As given in comments, copy_n
is unsafe for this job, but you can use copy_if
with mutable lambda:
#include <iterator>
#include <vector>
#include <iostream>
#include <algorithm>
int main(){
const int N = 10;
std::vector<int> v;
//optionally v.reserve(N);
std::copy_if(
std::istream_iterator<int>(std::cin),
std::istream_iterator<int>(),
std::back_inserter(v),
[count=N] (int) mutable {
return count && count--;
});
return 0;
}
as pointed out in this answer:
std::copy n elements or to the end
You usually shouldn't do this with std::copy_n
, which assumes that the provided iterator, when incremented n times, remains valid:
Copies exactly count
values from the range beginning at first
to the range beginning at result
. Formally, for each non-negative integer i < n
, performs *(result + i) = *(first + i)
.
(cppreference.com article on std::copy_n
)
If you can guarantee that, then fine, but generally with std::cin
that's not possible. You can quite easily have it dereferencing an invalid iterator:
The default-constructed std::istream_iterator
is known as the end-of-stream iterator. When a valid std::istream_iterator
reaches the end of the underlying stream, it becomes equal to the end-of-stream iterator. Dereferencing or incrementing it further invokes undefined behavior.
(cppreference.com article on std::istream_iterator
)
You're pretty much there with your loop, though I'd probably use stronger termination condition to avoid excess reads from a "dead" stream:
vector<int> v(n);
for(vector<int>::size_type i = 0; i < n; i++)
if (!cin >> v[i])
break;
I'd be tempted actually to wrap this into something that's like std::copy_n
, but accepts a full "range" whose bounds may be validated in addition to counting from 0 to N.

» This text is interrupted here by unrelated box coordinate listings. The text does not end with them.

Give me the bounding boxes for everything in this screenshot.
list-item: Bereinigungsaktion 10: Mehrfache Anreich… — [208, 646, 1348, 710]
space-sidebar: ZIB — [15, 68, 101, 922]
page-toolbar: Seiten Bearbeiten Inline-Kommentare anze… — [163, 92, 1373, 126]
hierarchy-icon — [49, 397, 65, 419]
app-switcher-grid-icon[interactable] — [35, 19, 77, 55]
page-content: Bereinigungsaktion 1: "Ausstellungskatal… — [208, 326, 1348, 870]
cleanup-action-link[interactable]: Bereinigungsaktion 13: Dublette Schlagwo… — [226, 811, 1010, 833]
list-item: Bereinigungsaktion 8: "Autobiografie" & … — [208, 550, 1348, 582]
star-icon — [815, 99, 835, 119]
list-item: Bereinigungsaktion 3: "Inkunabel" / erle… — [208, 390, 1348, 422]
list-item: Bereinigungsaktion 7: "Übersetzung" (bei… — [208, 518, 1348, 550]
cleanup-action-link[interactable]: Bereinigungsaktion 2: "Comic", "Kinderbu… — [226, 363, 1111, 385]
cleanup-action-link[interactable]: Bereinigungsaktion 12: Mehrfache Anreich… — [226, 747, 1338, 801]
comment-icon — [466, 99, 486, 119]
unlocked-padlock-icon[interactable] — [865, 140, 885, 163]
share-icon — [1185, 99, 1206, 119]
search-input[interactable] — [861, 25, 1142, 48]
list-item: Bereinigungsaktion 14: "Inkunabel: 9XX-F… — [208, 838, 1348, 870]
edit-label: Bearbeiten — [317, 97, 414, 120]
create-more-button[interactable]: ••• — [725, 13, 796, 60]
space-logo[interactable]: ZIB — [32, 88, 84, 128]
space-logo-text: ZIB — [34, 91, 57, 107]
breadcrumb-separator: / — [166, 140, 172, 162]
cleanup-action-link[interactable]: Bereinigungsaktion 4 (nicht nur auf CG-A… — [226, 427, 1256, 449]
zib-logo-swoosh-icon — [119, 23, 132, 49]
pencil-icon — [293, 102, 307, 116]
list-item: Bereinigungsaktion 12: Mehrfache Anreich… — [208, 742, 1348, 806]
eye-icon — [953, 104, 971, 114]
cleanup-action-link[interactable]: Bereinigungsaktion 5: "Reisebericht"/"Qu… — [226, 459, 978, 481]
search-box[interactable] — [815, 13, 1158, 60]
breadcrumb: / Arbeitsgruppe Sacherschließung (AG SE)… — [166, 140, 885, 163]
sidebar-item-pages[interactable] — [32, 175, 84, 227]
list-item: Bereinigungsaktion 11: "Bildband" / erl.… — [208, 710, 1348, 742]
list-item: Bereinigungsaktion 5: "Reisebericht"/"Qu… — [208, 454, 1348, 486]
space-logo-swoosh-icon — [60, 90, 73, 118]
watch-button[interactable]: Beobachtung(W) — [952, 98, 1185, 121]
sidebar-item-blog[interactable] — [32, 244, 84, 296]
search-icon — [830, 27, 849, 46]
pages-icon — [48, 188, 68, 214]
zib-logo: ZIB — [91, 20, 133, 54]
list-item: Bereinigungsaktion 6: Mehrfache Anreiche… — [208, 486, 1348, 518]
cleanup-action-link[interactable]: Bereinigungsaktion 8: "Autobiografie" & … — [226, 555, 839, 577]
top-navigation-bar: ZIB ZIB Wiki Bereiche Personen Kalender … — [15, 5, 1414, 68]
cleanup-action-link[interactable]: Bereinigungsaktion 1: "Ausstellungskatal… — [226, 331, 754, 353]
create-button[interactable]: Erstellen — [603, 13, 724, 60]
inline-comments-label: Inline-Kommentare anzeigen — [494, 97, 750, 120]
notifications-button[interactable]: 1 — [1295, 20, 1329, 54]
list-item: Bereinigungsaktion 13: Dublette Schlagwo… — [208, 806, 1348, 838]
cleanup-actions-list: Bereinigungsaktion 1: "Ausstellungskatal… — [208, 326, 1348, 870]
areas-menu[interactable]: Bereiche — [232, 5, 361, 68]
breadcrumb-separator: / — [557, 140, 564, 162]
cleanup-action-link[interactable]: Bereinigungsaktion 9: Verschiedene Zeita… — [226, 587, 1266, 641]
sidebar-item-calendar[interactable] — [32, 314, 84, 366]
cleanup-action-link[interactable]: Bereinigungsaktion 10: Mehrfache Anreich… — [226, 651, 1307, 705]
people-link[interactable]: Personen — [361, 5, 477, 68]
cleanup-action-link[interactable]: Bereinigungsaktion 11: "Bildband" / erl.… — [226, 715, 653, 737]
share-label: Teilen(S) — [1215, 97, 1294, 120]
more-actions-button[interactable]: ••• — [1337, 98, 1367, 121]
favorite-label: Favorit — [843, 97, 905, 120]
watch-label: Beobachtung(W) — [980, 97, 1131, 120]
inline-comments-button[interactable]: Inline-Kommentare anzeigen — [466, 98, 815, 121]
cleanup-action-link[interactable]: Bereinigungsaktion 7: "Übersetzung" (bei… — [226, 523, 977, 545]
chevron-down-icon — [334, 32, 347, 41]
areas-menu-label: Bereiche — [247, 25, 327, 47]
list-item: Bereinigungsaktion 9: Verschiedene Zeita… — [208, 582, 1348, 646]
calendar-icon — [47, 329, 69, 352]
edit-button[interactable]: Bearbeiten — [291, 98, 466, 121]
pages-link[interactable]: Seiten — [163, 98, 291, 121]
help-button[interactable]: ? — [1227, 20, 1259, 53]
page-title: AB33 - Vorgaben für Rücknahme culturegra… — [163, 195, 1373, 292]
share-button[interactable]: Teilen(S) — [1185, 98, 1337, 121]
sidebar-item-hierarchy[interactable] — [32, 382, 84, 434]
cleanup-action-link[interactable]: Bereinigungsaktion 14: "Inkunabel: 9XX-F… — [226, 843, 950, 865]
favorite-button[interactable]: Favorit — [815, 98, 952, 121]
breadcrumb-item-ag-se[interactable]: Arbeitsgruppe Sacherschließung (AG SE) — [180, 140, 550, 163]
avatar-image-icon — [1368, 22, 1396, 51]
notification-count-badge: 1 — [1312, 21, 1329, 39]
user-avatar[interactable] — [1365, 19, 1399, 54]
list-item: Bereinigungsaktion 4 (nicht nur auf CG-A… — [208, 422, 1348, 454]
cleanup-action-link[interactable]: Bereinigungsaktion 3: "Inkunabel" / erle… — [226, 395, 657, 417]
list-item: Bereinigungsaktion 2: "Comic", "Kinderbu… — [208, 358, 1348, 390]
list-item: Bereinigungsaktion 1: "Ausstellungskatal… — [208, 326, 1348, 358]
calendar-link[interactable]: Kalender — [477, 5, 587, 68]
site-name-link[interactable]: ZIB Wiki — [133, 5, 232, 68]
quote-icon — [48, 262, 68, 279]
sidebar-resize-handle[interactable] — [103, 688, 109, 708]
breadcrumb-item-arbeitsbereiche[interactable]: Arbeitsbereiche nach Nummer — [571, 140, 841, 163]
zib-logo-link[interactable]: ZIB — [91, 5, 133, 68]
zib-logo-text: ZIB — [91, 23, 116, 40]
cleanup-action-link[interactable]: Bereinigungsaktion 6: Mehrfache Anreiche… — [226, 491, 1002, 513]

An implementation might look like:
template<class InputIt, class Size, class OutputIt>
OutputIt copy_atmost_n(InputIt first, InputIt last, Size count, OutputIt result)
{
for (Size i = 0; i < count && first != last; ++i)
*result++ = *first++;
return result;
}
You'd use it like this:
copy_atmost_n(
std::istream_iterator<int>(std::cin),
std::istream_iterator<int>(),
N,
std::back_inserter(v)
);
Now you get M elements, where M is either the number of inputs provided or N, whichever is smaller.